The presence of pleural plaques present on the inner surface of the ribcage and diaphragm are sometimes the first sign of mesothelioma. Pleural plaques are well-demarcated usually bilateral areas of fibrosis present on the inner surface of the ribcage and the diaphragm. They are often partly calcified. Pleural plaques by themselves are benign and cannot change into cancer. However, even though there isn’t a consensus about whether the existence of pleural plaques is always an indication of mesothelioma due to asbestos exposure, about a third to one half of those occupationally exposed to asbestos will have calcified pleural plaques thirty years after first exposure. After twenty years, 5 to 15 % will have uncalcified pleural plaques.
Pleural plaques are sometimes detectable on x-ray. In order for a plaque to be detectable on x-ray, it must achieve a certain density. The sensitivity of x-rays to pick up pleural plaques is reported to vary between 8 % and 40 %.
Not all workers exposed to asbestos will develop pleural plaques, and the reason is that there may be differences in people’s immune systems. When asbestos fibers are inhaled, certain individuals will have a different immune response to those fibers, whereas for others, the existence of asbestos fibers may not develop into mesothelioma. Some reasons may be the density of the fiber, the type of asbestos fibers, the location of the fibers in the body, and other individualized circumstances that may make some people more prone to develop mesothelioma than others. These circumstances are known as the “fiber burden.”
Because pleural plaques can develop in individuals with low levels of exposure, the attribution of lung cancer to asbestos exposure must be supported by an occupational history of substantial asbestos exposure (Consensus report).
Pleural plaques can have some predictive value in workers who have been employed in occupations with known asbestos exposure, e.g. insulators, pipe fitters etc. The larger the plaque, the higher the likelihood of increased fiber burden, especially so if the plaque is calcified.
Similarly, an individual who has had identical exposures without pleural plaques may still have the same fiber burden. This is because the development of plaques is largely biologically determined by an individuals own immune system. Therefore, absence of plaques does not rule out significant asbestos exposure.
There is evidence to conclude that individuals with pleural plaques have a higher risk of developing mesothelioma.
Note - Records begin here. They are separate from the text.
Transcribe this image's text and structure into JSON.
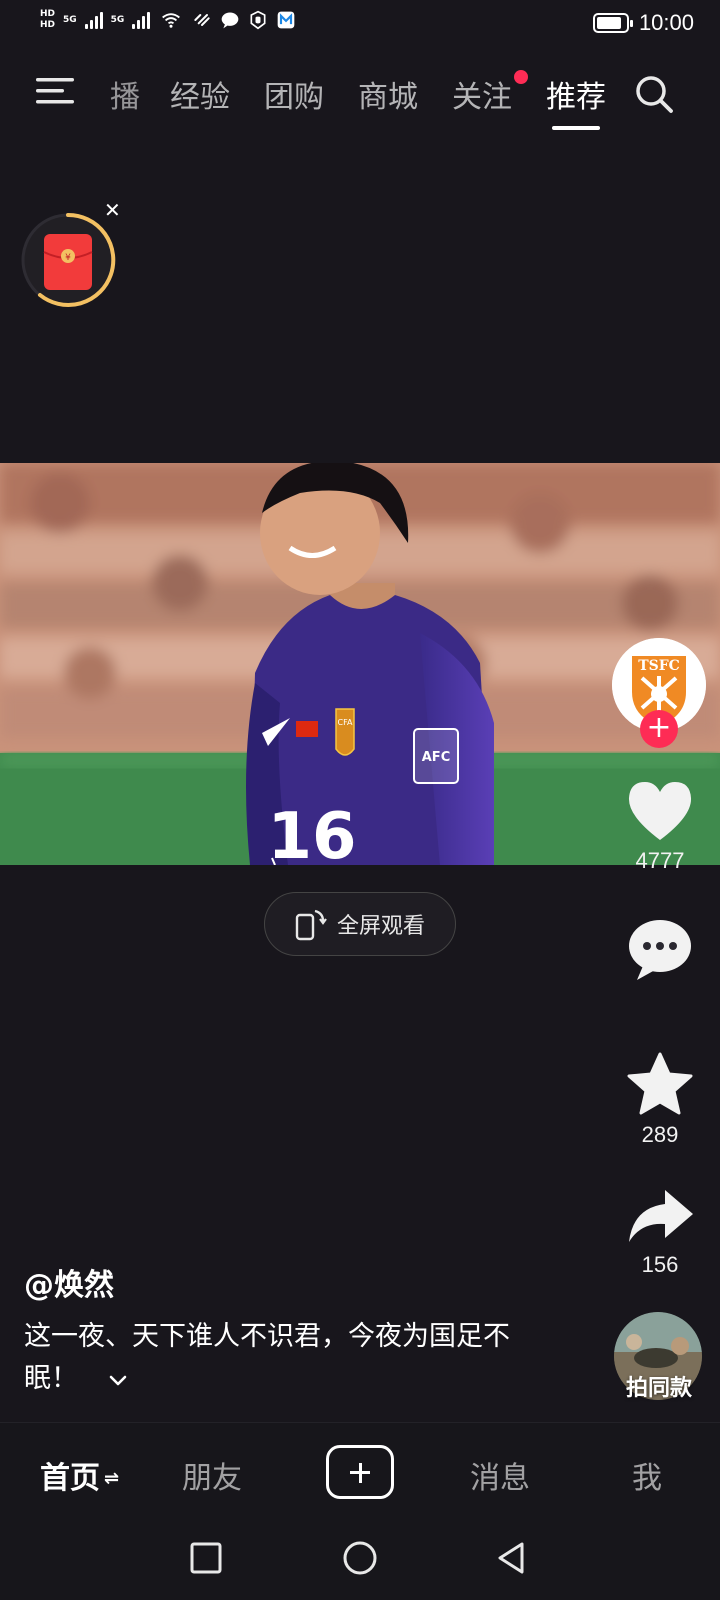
{
  "status_bar": {
    "left_tiny_1": "HD",
    "left_tiny_2": "5G",
    "left_tiny_3": "5G",
    "time": "10:00",
    "battery_level": 0.85
  },
  "top_nav": {
    "tabs": [
      {
        "label": "播",
        "active": false
      },
      {
        "label": "经验",
        "active": false
      },
      {
        "label": "团购",
        "active": false
      },
      {
        "label": "商城",
        "active": false
      },
      {
        "label": "关注",
        "active": false,
        "has_dot": true
      },
      {
        "label": "推荐",
        "active": true
      }
    ]
  },
  "video": {
    "jersey_number": "16",
    "badge_left": "CFA",
    "badge_right": "AFC",
    "crest": "TSFC"
  },
  "fullscreen": {
    "label": "全屏观看"
  },
  "rail": {
    "like_count": "4777",
    "favorite_count": "289",
    "share_count": "156",
    "same_style_label": "拍同款"
  },
  "caption": {
    "author": "@焕然",
    "description": "这一夜、天下谁人不识君，今夜为国足不眠！"
  },
  "bottom_tabs": {
    "home": "首页",
    "home_swap": "⇌",
    "friends": "朋友",
    "messages": "消息",
    "me": "我"
  },
  "colors": {
    "accent": "#fe2c55",
    "background": "#18161c",
    "jersey": "#3b2a86"
  }
}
Patients with stable pleural plaques are at increased risk of developing diffuse pleural fibrosis; a significant fiber burden is indicated.
If a patient has pleural plaques with a ventilatory impairment, further testing is necessary. If pulmonary function studies show a decrease in diffusing capacity, then it would be appropriate to proceed to high resolution CT scanning to determine if there is sub-radiographic interstitial fibrosis.
Patients with calcified pleural plaques who work in an industry with known asbestos exposure should be screened for lung cancer. Some risk factors for increased risk are: a) latency from time of first exposure is over 10 years, b) cumulative exposure to tobacco, c) age, d) exposure to other lung carcinogens like PAHs, silica, radon etc, e) impaired lung function.